The next stage in our technological development is that of excessive productivity. As an economist I have observed this trend in the past 20 years. Most of the products and services we need can now be produced in greater volumes with fewer people (the reason why productivity growth numbers are low in the US has to do wih the way we measure it, and it's a separate discussion). But since as a society we bestow resources and our "friendship" in exchange for work, it becomes more and more difficult to sustain that friendship. What happens when that work is no longer needed?
This brings me to Chat GPT - a tool that scared many because it's imperfect. But it scares me because it is perfect enough. No it cannot replace a senior partner in a law or consulting firm or a headmaster in a school. But it can definitely replace ALL the juniors and teachers with frightening efficiency (it has already done so in some companies I know). Under normal circumstances, these people would find their work elsewhere. But the onslaught of technological change now is across the board: restaurants, supermarkets, elderly care, pizza delivery, teaching, health care - you name it, it is being "disrupted".
And here our "institutionalised friendship" will likely prove woefully inadequate. It has no empathy and feelings. We will (and are currently) have a large number of people in need of friends who have grown unaccustomed to the notion of friendship. They don't know how and why to do it and each generation is worse at it. This may be just an observation, but everyone I know with yound adult children appear to agree.

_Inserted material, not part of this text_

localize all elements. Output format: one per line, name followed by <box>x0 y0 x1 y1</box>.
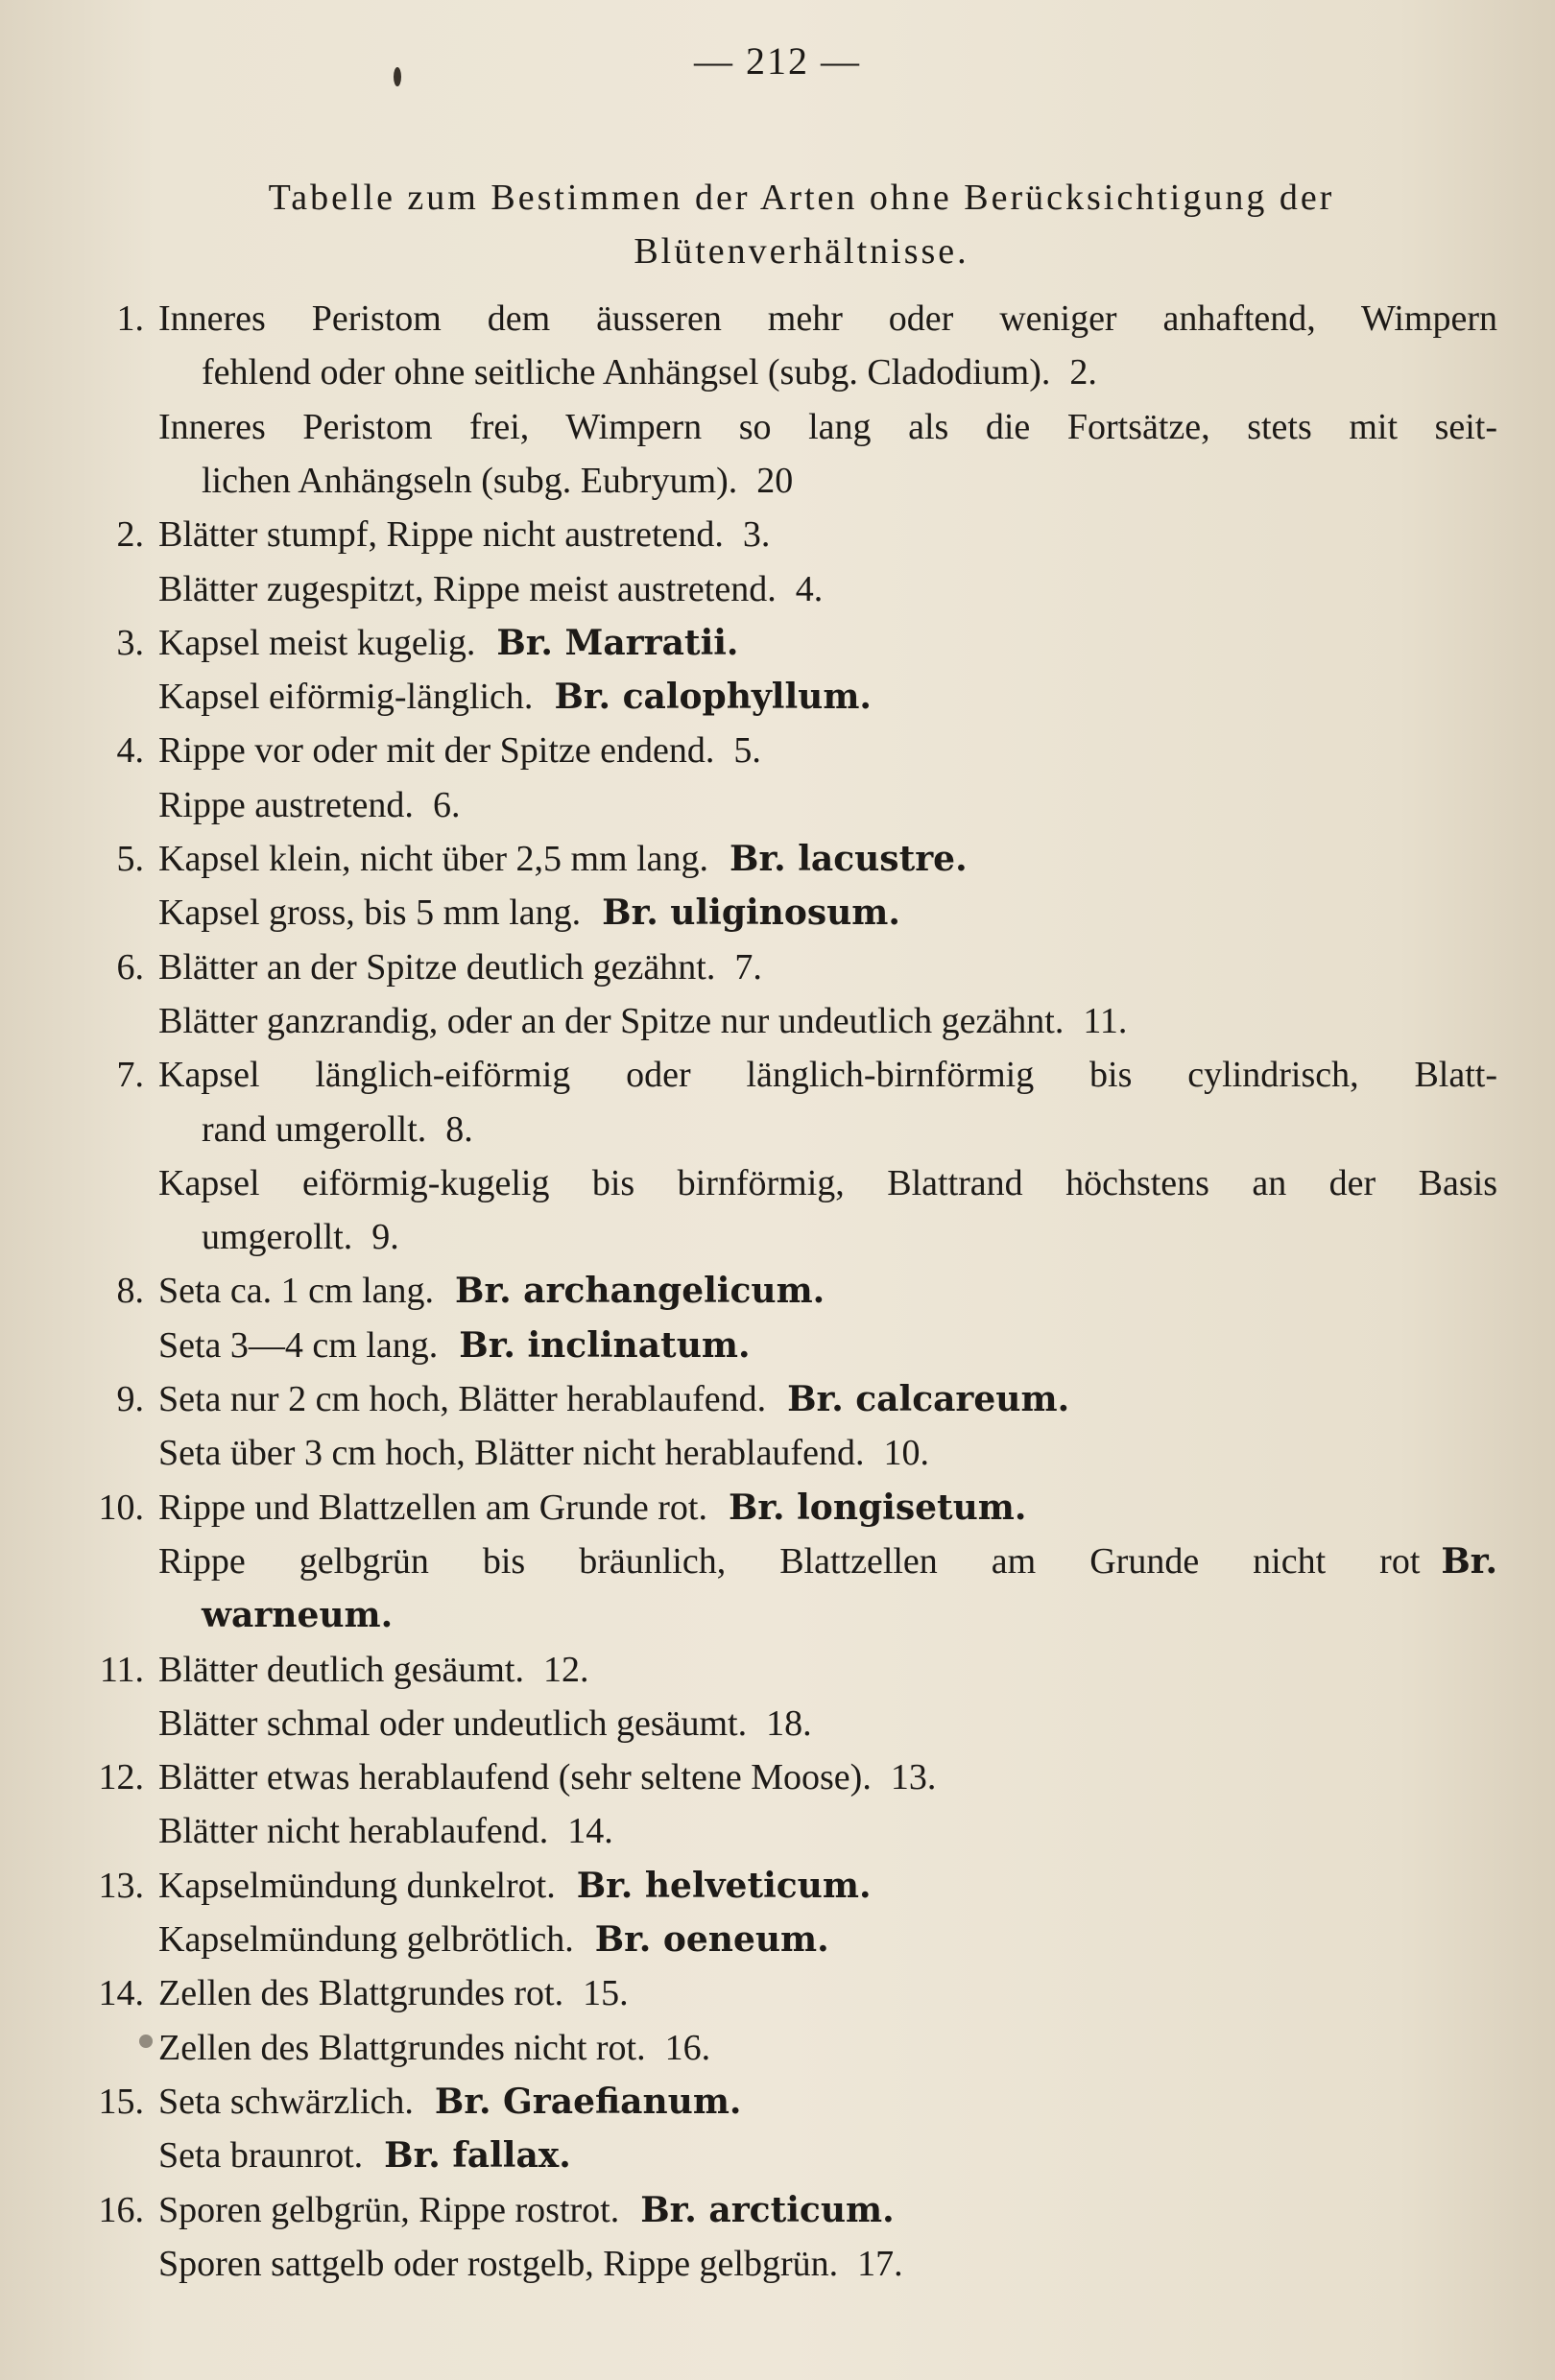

In this sense I feel quite conflicted. On the one hand, the Epicurean philosophy provides the building blocks of pleasurable life that do not fit the society that has moved on and is now facing a serious challenge. On the other hand, the same philosophy can provide the recipe for solving the major challenge we face: our rising productivity ensures that there are more goods and services than we (all of us) could possibly need to satisfy our natural and necessary desires. That means with a minimum amount of work per person, we could dedicate our lives to friendship in Epicurean sense and knowledge.
I will end with this passage from Bertrand Russel (In Praise of Idleness): "Let us take an illustration. Suppose that, at a given moment, a certain number of people are engaged in the manufacture of pins. They make as many pins as the world needs, working (say) eight hours a day. Someone makes an invention by which the same number of men can make twice as many pins as before. But the world does not need twice as many pins: pins are already so cheap that hardly any more will be bought at a lower price. In a sensible world, everybody concerned in the manufacture of pins would take to working four hours instead of eight, and everything else would go on as before. But in the actual world this would be thought demoralizing. The men still work eight hours, there are too many pins, some employers go bankrupt, and half the men previously concerned in making pins are thrown out of work. There is, in the end, just as much leisure as on the other plan, but half the men are totally idle while half are still overworked. In this way, it is insured that the unavoidable leisure shall cause misery all round instead of being a universal source of happiness. Can anything more insane be imagined?"